The lack of severe storms, earthquakes and volcanos, the utter dependability and trustworthiness of the annual monsoon rains bringing the rice harvest made the idea of “wrath of God” totally mystifying to them. They said, “There’s fish in the river and rice in the paddy.” Life is circular, harmonious, tranquil. What in the world would ever give you the idea that God was mad about something?! They couldn’t understand why he thought so.

One of the things Koyama came to conclude was that the Gospel needed to be word-incarnated in Buddhist thought forms. Paul stole and re-defined words from Greek philosophy religions, so now we ought to in Buddhism as well, Koyama argued. His thoughts on where and how we needed to proceed across Asia in a host of contexts and cultural-religious backgrounds, stand as a seminal collection of works in a field critical to the 21st century.  Everyone knows we don’t need to export Americanism with the Gospel.
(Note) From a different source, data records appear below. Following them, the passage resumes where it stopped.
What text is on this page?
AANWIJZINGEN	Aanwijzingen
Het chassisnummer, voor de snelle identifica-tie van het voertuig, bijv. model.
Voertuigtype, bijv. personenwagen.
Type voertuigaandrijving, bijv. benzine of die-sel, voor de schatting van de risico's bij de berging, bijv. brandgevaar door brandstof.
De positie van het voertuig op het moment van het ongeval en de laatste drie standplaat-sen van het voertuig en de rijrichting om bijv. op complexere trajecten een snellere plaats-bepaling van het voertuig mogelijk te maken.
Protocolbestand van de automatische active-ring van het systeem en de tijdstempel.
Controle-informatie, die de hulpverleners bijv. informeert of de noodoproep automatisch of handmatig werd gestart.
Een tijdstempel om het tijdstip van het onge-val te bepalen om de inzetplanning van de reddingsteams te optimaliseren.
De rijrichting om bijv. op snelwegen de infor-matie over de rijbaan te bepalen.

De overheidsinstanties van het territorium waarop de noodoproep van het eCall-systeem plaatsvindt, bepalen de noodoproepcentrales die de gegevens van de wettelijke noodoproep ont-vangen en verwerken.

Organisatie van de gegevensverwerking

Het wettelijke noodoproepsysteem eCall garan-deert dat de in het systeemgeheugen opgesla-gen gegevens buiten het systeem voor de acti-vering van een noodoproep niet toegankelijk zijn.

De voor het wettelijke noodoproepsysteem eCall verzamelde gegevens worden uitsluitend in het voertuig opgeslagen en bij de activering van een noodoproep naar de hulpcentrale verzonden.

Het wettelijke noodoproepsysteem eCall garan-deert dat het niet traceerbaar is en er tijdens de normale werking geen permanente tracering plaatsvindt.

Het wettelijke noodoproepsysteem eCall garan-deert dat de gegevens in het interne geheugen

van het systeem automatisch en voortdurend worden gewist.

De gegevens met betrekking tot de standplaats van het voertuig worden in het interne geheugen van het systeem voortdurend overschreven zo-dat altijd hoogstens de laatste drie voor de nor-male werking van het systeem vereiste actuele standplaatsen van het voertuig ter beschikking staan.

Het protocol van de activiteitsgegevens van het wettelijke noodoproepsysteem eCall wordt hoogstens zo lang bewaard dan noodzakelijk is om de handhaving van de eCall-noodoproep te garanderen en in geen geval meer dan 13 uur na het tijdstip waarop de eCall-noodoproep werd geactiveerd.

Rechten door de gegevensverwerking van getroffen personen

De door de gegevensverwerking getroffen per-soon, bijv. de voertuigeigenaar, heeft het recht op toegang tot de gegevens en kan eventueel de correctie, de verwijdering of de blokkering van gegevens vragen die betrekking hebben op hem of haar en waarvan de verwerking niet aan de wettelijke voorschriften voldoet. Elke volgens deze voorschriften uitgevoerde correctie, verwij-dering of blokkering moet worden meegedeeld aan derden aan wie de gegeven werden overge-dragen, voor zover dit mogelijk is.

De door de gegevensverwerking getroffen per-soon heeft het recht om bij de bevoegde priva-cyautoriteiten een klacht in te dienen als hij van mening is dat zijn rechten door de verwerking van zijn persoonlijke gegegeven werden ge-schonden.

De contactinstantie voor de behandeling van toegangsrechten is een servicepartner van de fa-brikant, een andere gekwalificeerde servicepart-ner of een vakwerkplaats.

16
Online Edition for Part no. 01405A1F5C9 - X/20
Many people also realize we don’t need to export Western Greco-Roman theology developed in the West when we are inviting people to Jesus in the East.

Alternative to Modern Capitalism? Buddhist Economics

So, 12 days since my last post. Preparing for a move to SE Asia has been like bodysurfing a wave that was a tad bit bigger than you – lots of momentum and movement – and it’s pushing you all over the place while you try to keep your head above the foam! But here goes: Buddhist Economics.

One of the essays in Fritz Schumacher’s 1973 Small Is Beautiful: Economics As If People Mattered is entitled ‘Buddhist Economics’. In it, Schumacher argues that labor, for the classic Western capitalist, is a necessary evil that you want to get the most out of. The less labor you need, the better, aka mechanization. Likewise, labor also sees work as a dis-utility; they would rather have more compensation with less work. So, from the get-go, labor and management/ownership find themselves in contrary positions. This is neither harmonious, nor engendering an organizational atmosphere where everyone feels they are working for a common goal.

However, a Buddhist take on economics, Schumacher argues, is quite different.

“The Buddhist point of view takes the function of work to be at least threefold: to give man a chance to utilize and develop his faculties; to enable him to overcome his ego-centeredness by joining with other people in a common task; and to bring forth the goods and services needed for a becoming existence. …To organize work in such a manner that it becomes meaningless, boring, stultifying, or nerve-wracking for the worker would be little short of criminal; it would indicate a greater concern with goods than with people….

The Indian philosopher and economist J.C. Kumarappa sums the matter up as follows:

If the nature of the work is properly appreciated and applied, it will stand in the same relation to the higher faculties as food is to the physical body. It nourishes and enlivens the higher man and urges him to produce the best he is capable of. It directs his free will along the proper course and disciplines the animal in him into progressive channels. It furnishes an excellent background for man to display his scale of values and develop his personality.

If a man has no chance of obtaining work he is in a desperate position, not simply because he lacks an income but because he lacks this nourishing and enlivening factor of disciplined work which nothing can replace.”

And yet, Schumacher goes on, modern capitalism desires a certain percentage of the labor force to be unemployed, for various economic reasons.

Now, I ask you, fellow Christians: which sounds more like the view of work in the Scriptures we call the Old Testament: modern capitalism or Schumacher’s Buddhist economics?